O shokunin é, em contextualização resumida, um termo usado para representar o trabalhador (a tradução mais próxima seria “artesão”) que se dedica e entrega inteiramente ao seu trabalho, buscando aperfeiçoá-lo ao máximo, mas não no intuito de superar aos outros com suas “vantagens competitivas”, como na mentalidade ocidental – e nesse sentido o filme apresenta, sem a necessidade de narrações ou diagramas, paralelos valiosos entre a cultura do ocidente e o oriente, e suas mutações na sociedade globalizada. O shokunin busca ao contrário, através de seu trabalho duro, superar a si mesmo. Quando Jiro explica o seu processo cotidiano e minucioso de aprimoramento, diz “Há sempre um desejo de realizar mais. Vou continuar subindo, tentando chegar ao topo, mas ninguém sabe onde fica o topo”. É justamente nesse ponto que o shokunin se diferencia de outros trabalhadores “bem-sucedidos”: para o último, é possível chegar ao topo, já que a referência são sempre os outros. Para o primeiro, o topo é tão inatingível quanto o céu e os deuses, pois o trabalho é uma questão de espírito.

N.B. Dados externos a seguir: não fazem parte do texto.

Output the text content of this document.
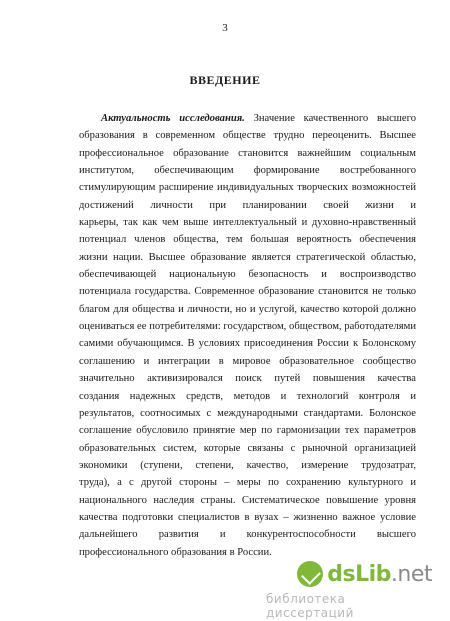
3
ВВЕДЕНИЕ
Актуальность исследования. Значение качественного высшего
образования в современном обществе трудно переоценить. Высшее
профессиональное образование становится важнейшим социальным
институтом, обеспечивающим формирование востребованного
стимулирующим расширение индивидуальных творческих возможностей
достижений личности при планировании своей жизни и
карьеры, так как чем выше интеллектуальный и духовно-нравственный
потенциал членов общества, тем большая вероятность обеспечения
жизни нации. Высшее образование является стратегической областью,
обеспечивающей национальную безопасность и воспроизводство
потенциала государства. Современное образование становится не только
благом для общества и личности, но и услугой, качество которой должно
оцениваться ее потребителями: государством, обществом, работодателями
самими обучающимся. В условиях присоединения России к Болонскому
соглашению и интеграции в мировое образовательное сообщество
значительно активизировался поиск путей повышения качества
создания надежных средств, методов и технологий контроля и
результатов, соотносимых с международными стандартами. Болонское
соглашение обусловило принятие мер по гармонизации тех параметров
образовательных систем, которые связаны с рыночной организацией
экономики (ступени, степени, качество, измерение трудозатрат,
труда), а с другой стороны – меры по сохранению культурного и
национального наследия страны. Систематическое повышение уровня
качества подготовки специалистов в вузах – жизненно важное условие
дальнейшего развития и конкурентоспособности высшего
профессионального образования в России.
dsLib.net
библиотека диссертаций
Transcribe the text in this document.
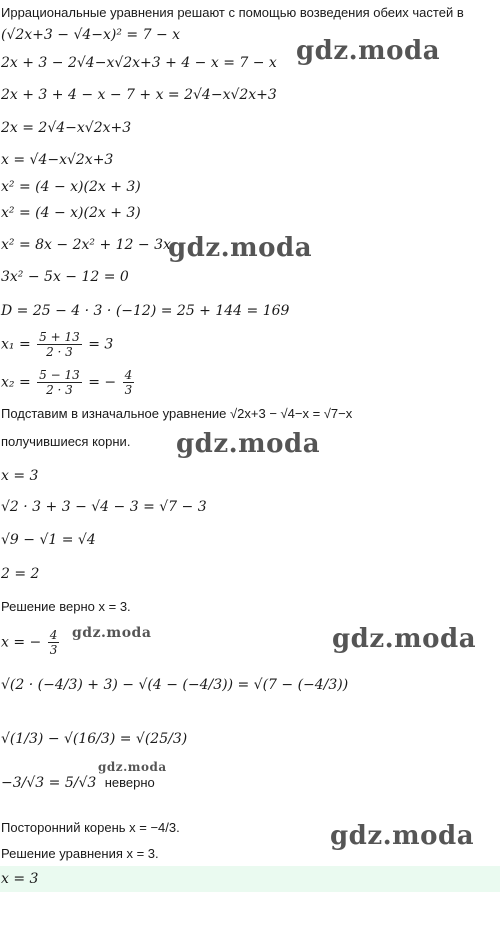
Иррациональные уравнения решают с помощью возведения обеих частей в
(√2x+3 − √4−x)² = 7 − x
2x + 3 − 2√4−x√2x+3 + 4 − x = 7 − x
2x + 3 + 4 − x − 7 + x = 2√4−x√2x+3
2x = 2√4−x√2x+3
x = √4−x√2x+3
x² = (4 − x)(2x + 3)
x² = (4 − x)(2x + 3)
x² = 8x − 2x² + 12 − 3x
3x² − 5x − 12 = 0
D = 25 − 4 · 3 · (−12) = 25 + 144 = 169
$x_1 = \frac{5 + 13}{2 \cdot 3} = 3$
$x_2 = \frac{5 - 13}{2 \cdot 3}$ = − $\frac{4}{3}$
Подставим в изначальное уравнение √2x+3 − √4−x = √7−x
получившиеся корни.
x = 3
√2 · 3 + 3 − √4 − 3 = √7 − 3
√9 − √1 = √4
2 = 2
Решение верно x = 3.
x = − $\frac{4}{3}$
√(2 · (−4/3) + 3) − √(4 − (−4/3)) = √(7 − (−4/3))
√(1/3) − √(16/3) = √(25/3)
−3/√3 = 5/√3 неверно
Посторонний корень x = −4/3.
Решение уравнения x = 3.
x = 3
gdz.moda
gdz.moda
gdz.moda
gdz.moda	gdz.moda
gdz.moda
gdz.moda
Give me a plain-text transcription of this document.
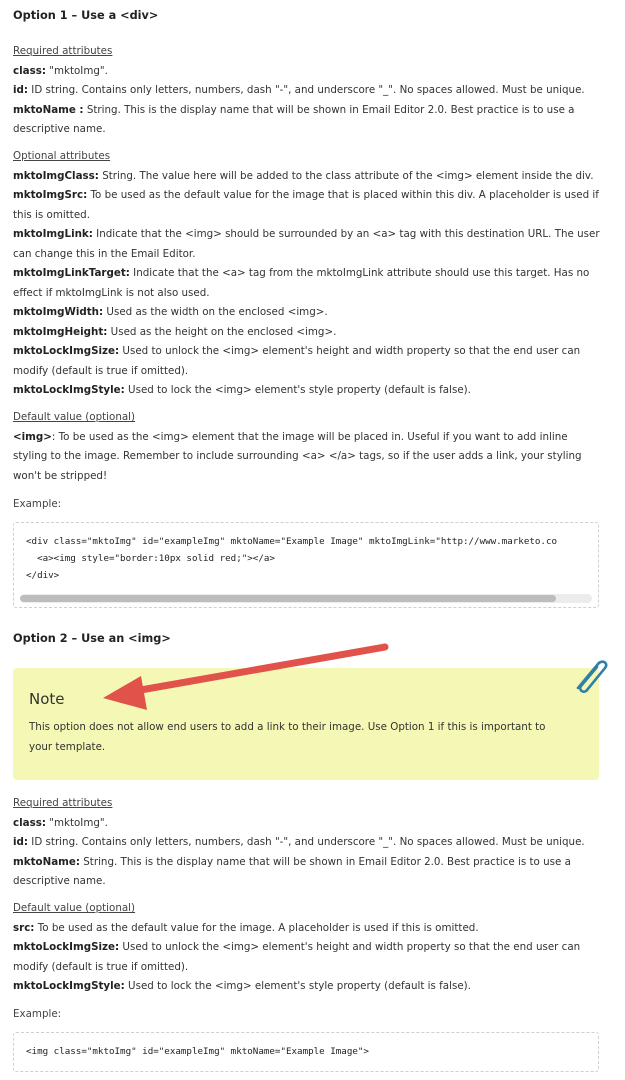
Option 1 – Use a <div>
Required attributes
class: "mktoImg".
id: ID string. Contains only letters, numbers, dash "-", and underscore "_". No spaces allowed. Must be unique.
mktoName : String. This is the display name that will be shown in Email Editor 2.0. Best practice is to use a descriptive name.
Optional attributes
mktoImgClass: String. The value here will be added to the class attribute of the <img> element inside the div.
mktoImgSrc: To be used as the default value for the image that is placed within this div. A placeholder is used if this is omitted.
mktoImgLink: Indicate that the <img> should be surrounded by an <a> tag with this destination URL. The user can change this in the Email Editor.
mktoImgLinkTarget: Indicate that the <a> tag from the mktoImgLink attribute should use this target. Has no effect if mktoImgLink is not also used.
mktoImgWidth: Used as the width on the enclosed <img>.
mktoImgHeight: Used as the height on the enclosed <img>.
mktoLockImgSize: Used to unlock the <img> element's height and width property so that the end user can modify (default is true if omitted).
mktoLockImgStyle: Used to lock the <img> element's style property (default is false).
Default value (optional)
<img>: To be used as the <img> element that the image will be placed in. Useful if you want to add inline styling to the image. Remember to include surrounding <a> </a> tags, so if the user adds a link, your styling won't be stripped!
Example:
<div class="mktoImg" id="exampleImg" mktoName="Example Image" mktoImgLink="http://www.marketo.co
<a><img style="border:10px solid red;"></a>
</div>
Option 2 – Use an <img>
Note
This option does not allow end users to add a link to their image. Use Option 1 if this is important to your template.
Required attributes
class: "mktoImg".
id: ID string. Contains only letters, numbers, dash "-", and underscore "_". No spaces allowed. Must be unique.
mktoName: String. This is the display name that will be shown in Email Editor 2.0. Best practice is to use a descriptive name.
Default value (optional)
src: To be used as the default value for the image. A placeholder is used if this is omitted.
mktoLockImgSize: Used to unlock the <img> element's height and width property so that the end user can modify (default is true if omitted).
mktoLockImgStyle: Used to lock the <img> element's style property (default is false).
Example:
<img class="mktoImg" id="exampleImg" mktoName="Example Image">
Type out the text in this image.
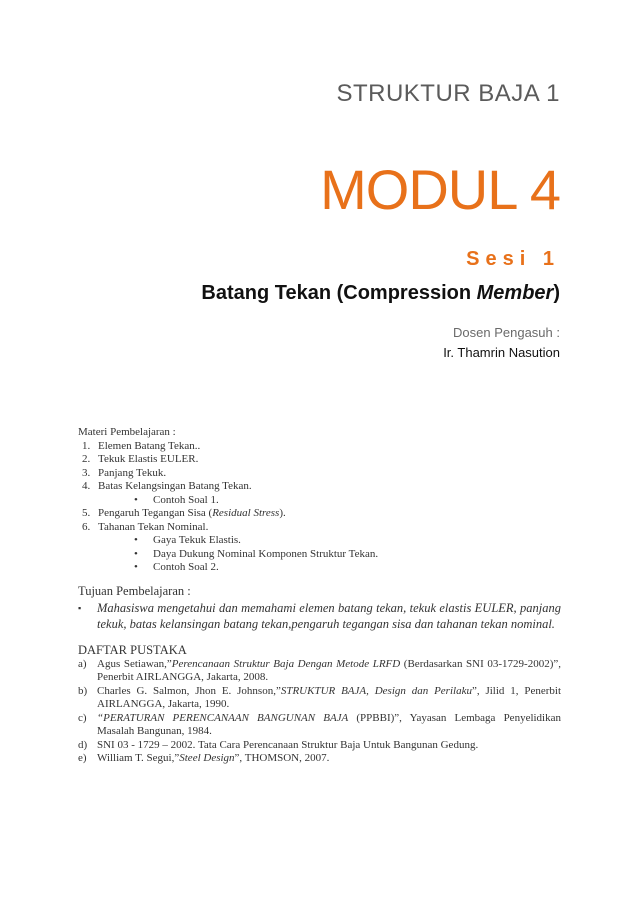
STRUKTUR BAJA 1
MODUL 4
Sesi 1
Batang Tekan (Compression Member)
Dosen Pengasuh :
Ir. Thamrin Nasution
Materi Pembelajaran :
1. Elemen Batang Tekan..
2. Tekuk Elastis EULER.
3. Panjang Tekuk.
4. Batas Kelangsingan Batang Tekan.
• Contoh Soal 1.
5. Pengaruh Tegangan Sisa (Residual Stress).
6. Tahanan Tekan Nominal.
• Gaya Tekuk Elastis.
• Daya Dukung Nominal Komponen Struktur Tekan.
• Contoh Soal 2.
Tujuan Pembelajaran :
▪ Mahasiswa mengetahui dan memahami elemen batang tekan, tekuk elastis EULER, panjang tekuk, batas kelansingan batang tekan,pengaruh tegangan sisa dan tahanan tekan nominal.
DAFTAR PUSTAKA
a) Agus Setiawan,”Perencanaan Struktur Baja Dengan Metode LRFD (Berdasarkan SNI 03-1729-2002)”, Penerbit AIRLANGGA, Jakarta, 2008.
b) Charles G. Salmon, Jhon E. Johnson,”STRUKTUR BAJA, Design dan Perilaku”, Jilid 1, Penerbit AIRLANGGA, Jakarta, 1990.
c) “PERATURAN PERENCANAAN BANGUNAN BAJA (PPBBI)”, Yayasan Lembaga Penyelidikan Masalah Bangunan, 1984.
d) SNI 03 - 1729 – 2002. Tata Cara Perencanaan Struktur Baja Untuk Bangunan Gedung.
e) William T. Segui,”Steel Design”, THOMSON, 2007.
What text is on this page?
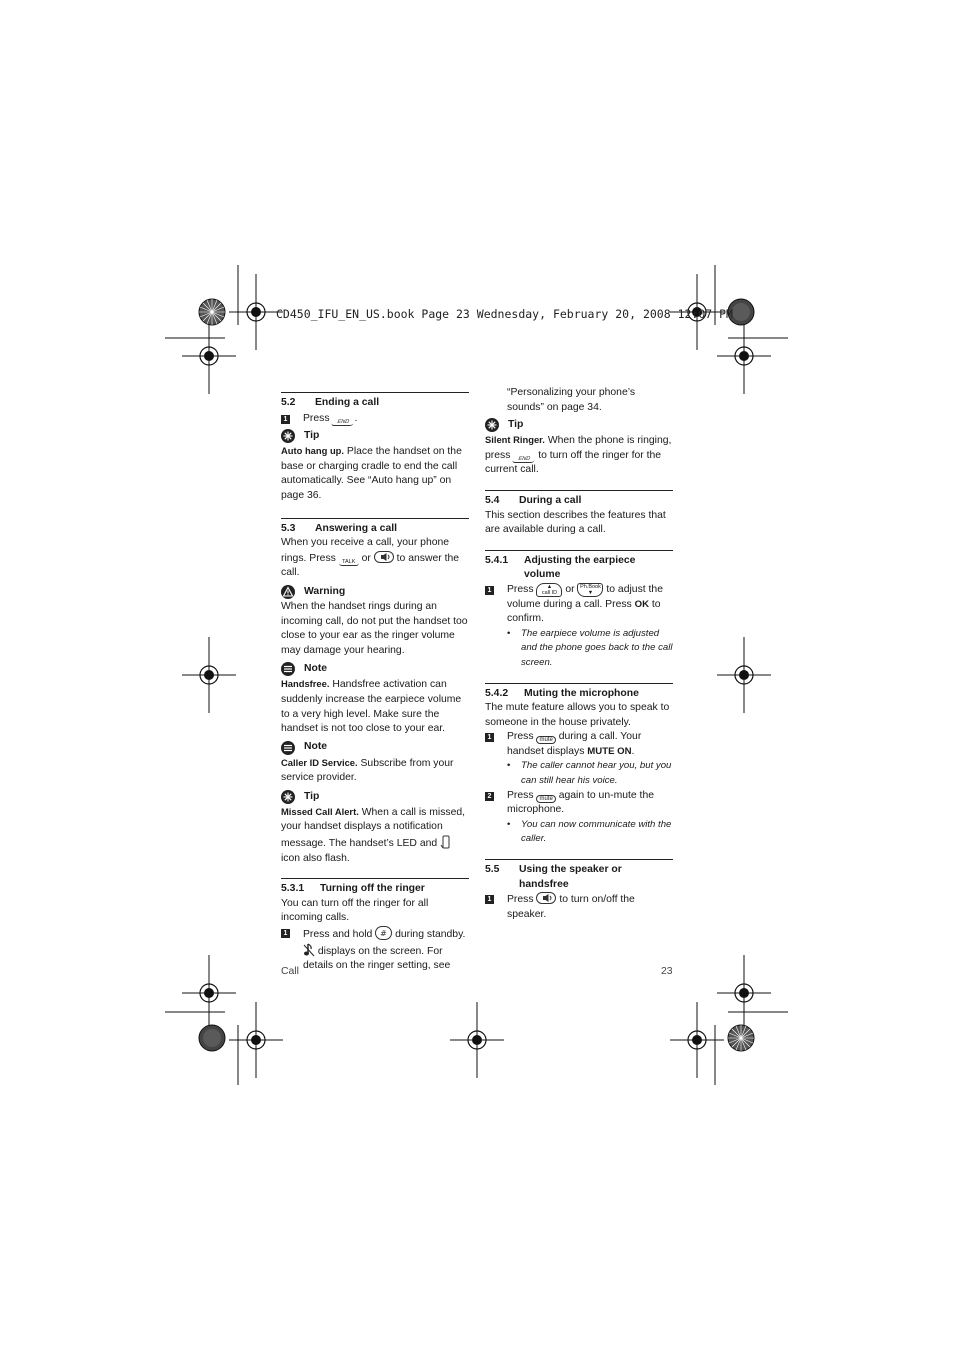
CD450_IFU_EN_US.book Page 23 Wednesday, February 20, 2008 12:07 PM
5.2	Ending a call
1 Press END .
Tip

Auto hang up. Place the handset on the base or charging cradle to end the call automatically. See “Auto hang up” on page 36.

5.3	Answering a call

When you receive a call, your phone rings. Press TALK or to answer the call.

Warning

When the handset rings during an incoming call, do not put the handset too close to your ear as the ringer volume may damage your hearing.

Note

Handsfree. Handsfree activation can suddenly increase the earpiece volume to a very high level. Make sure the handset is not too close to your ear.

Note

Caller ID Service. Subscribe from your service provider.

Tip

Missed Call Alert. When a call is missed, your handset displays a notification message. The handset’s LED and  icon also flash.

5.3.1	Turning off the ringer

You can turn off the ringer for all incoming calls.

1 Press and hold # during standby.
displays on the screen. For details on the ringer setting, see

“Personalizing your phone’s sounds” on page 34.

Tip

Silent Ringer. When the phone is ringing, press END to turn off the ringer for the current call.

5.4	During a call

This section describes the features that are available during a call.

5.4.1	Adjusting the earpiece
volume
1 Press ▲
call ID or Ph.Book
▼ to adjust the volume during a call. Press OK to confirm.
•	The earpiece volume is adjusted and the phone goes back to the call screen.
5.4.2	Muting the microphone

The mute feature allows you to speak to someone in the house privately.

1 Press mute during a call. Your handset displays MUTE ON.
•	The caller cannot hear you, but you can still hear his voice.
2 Press mute again to un-mute the microphone.
•	You can now communicate with the caller.
5.5	Using the speaker or
handsfree
1 Press to turn on/off the speaker.
Call	23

Ora, seria prudente então sugerir uma tradução outra possível para shokunin? A palavra “Artista” (pois é inegável o compromisso fatal de Jiro com o seu ofício, a ponto de colocá-lo muitas vezes antes de sua vida, ou de colocar sua vida em função dele). Isso depende do que se entende por “artista” hoje, cuja atividade parece mais do que nunca girar em torno de um aspecto particular: a vaidade (especialmente em tempos de indústria midiática, celebridades, redes sociais). Pois no que tangencia a esse ponto, o shokunin está longe de ser um artista. Estranho ao espetáculo, preferindo as recompensas modestas do processo rotineiro (Jiro recebe seu troféu Michelin e mais tarde, vai trabalhar), o artesão tem um compromisso maior do que o reconhecimento – que embora bem vindo, resultará sempre inútil, pois só ele mesmo é capaz de dar ao seu trabalho o valor verdadeiro. O próprio Jiro responde a essa pergunta quando lhe indagam se, na visão dos clientes, o sushiman pode ser considerado um artista por trabalhar “num palco” frente aos clientes, se comparado a outros cozinheiros (de tempurá ou soba); respondendo simplesmente “Pode ser verdade. O meu trabalho é o mais fácil”. Muitos que se consideram artistas jamais responderiam a essa pergunta com tamanha humildade. Jiro só é capaz de dizer isso por reconhecer o tamanho de seu trabalho e devoção, e por saber que todos – da sua equipe aos clientes – reconhecem isso sem a necessidade de lhe presentear com troféus, o que nos leva ao outro ponto fundamental do shokunin: seu compromisso com o coletivo.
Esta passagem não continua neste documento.